This is my own implementation of the procedure described here by Maarten Grootendorst, who also has his own implementation available here. Thanks for this brilliant idea!
I wanted to code it myself and have features marked with a ⭐, which as far as I know are not available in Grootendorst's implementation.
Features:
- Compute topic modeling
- Compute dynamic topic modeling ("trends" here)
- ⭐ Assign topics on sentence rather than document level
- ⭐ Experiment with different dimension reducers
- ⭐ Experiment with different ways to generate a wordcloud from a topic
- ⭐ Infer topics of new batches of docs without retraining
In the following the words "cluster" and "topic" are used interchangeably. Please note that in classic Topic Modeling procedures (e.g. those based on LDA) each document is a probability distribution over topics. In this sense the procedure here presented could be considered as a special case where these distributions are always degenerate and concentrate the probability on one single index.
The procedure is:
- split paragraphs into sentences
- compute sentence embeddings (using sentence transformers)

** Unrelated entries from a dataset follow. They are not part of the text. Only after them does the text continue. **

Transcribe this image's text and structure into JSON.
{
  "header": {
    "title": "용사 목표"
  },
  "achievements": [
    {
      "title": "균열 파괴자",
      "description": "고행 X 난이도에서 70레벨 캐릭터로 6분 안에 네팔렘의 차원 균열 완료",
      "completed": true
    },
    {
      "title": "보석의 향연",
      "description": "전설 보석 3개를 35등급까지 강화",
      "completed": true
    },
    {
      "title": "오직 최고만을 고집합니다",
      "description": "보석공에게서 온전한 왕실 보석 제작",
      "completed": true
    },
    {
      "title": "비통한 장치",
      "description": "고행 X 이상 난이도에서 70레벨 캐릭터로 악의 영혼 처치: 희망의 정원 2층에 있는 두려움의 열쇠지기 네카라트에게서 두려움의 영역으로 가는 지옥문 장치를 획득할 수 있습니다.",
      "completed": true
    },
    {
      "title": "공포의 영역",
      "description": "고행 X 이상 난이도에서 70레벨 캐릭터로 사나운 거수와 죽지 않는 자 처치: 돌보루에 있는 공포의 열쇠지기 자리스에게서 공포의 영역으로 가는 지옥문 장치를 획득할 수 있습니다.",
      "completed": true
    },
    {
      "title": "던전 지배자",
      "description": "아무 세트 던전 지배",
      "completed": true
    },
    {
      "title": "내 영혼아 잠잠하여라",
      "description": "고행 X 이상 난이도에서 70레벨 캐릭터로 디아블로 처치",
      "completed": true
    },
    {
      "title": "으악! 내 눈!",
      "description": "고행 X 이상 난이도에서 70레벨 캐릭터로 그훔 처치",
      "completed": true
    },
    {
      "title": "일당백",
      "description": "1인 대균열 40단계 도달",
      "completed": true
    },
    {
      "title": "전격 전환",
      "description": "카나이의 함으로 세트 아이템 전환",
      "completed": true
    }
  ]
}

- compute dimension reduction of these embeddings (with umap, pacmap, tsne or pca)
- cluster them with HDBSCAN
- for each topic compute a "cluster representator": a dictionary with words as keys and ranks as values (using tfidf, textrank or kmaxoids 1)
- use the cluster representators to compute wordclouds for each topic
pip install -U transformertopic
View also test.py
.
Choose a reducer
from transformertopic.dimensionReducers import PacmapEmbeddings, UmapEmbeddings, TsneEmbeddings
#reducer = PacmapEmbeddings()
#reducer = TsneEmbeddings()
reducer = UmapEmbeddings(umapNNeighbors=13)
Init and run the model
from transformertopic import TransformerTopic
tt = TransformerTopic(dimensionReducer=reducer, hdbscanMinClusterSize=20)
tt.train(documentsDataFrame=pandasDf, dateColumn='date', textColumn='coref_text', copyOtherColumns = True)
print(f"Found {tt.nTopics} topics")
print(tt.df.info())
If you want to use different embeddings, you can pass the SentenceTransformer model name via the stEmbeddings
init argument to TransformerTopic
.
Show sizes of largest topics
N = 10
topNtopics = tt.showTopicSizes(N)
Choose a cluster representator and show wordclouds for the biggest topics
from transformertopic.clusterRepresentators import TextRank, Tfidf, KMaxoids
representator = Tfidf()
# representator = TextRank()
tt.showWordclouds(topNtopics clusterRepresentator=representator)
Show frequency of topics over times (dynamic topic modeling), or trends:
tt.showTopicTrends()
Show topics in which "car" appears in the top 75 words in their cluster representation:
tt.searchForWordInTopics("car", topNWords=75)
Footnotes
-
my own implementation, see kmaxoids.py ↩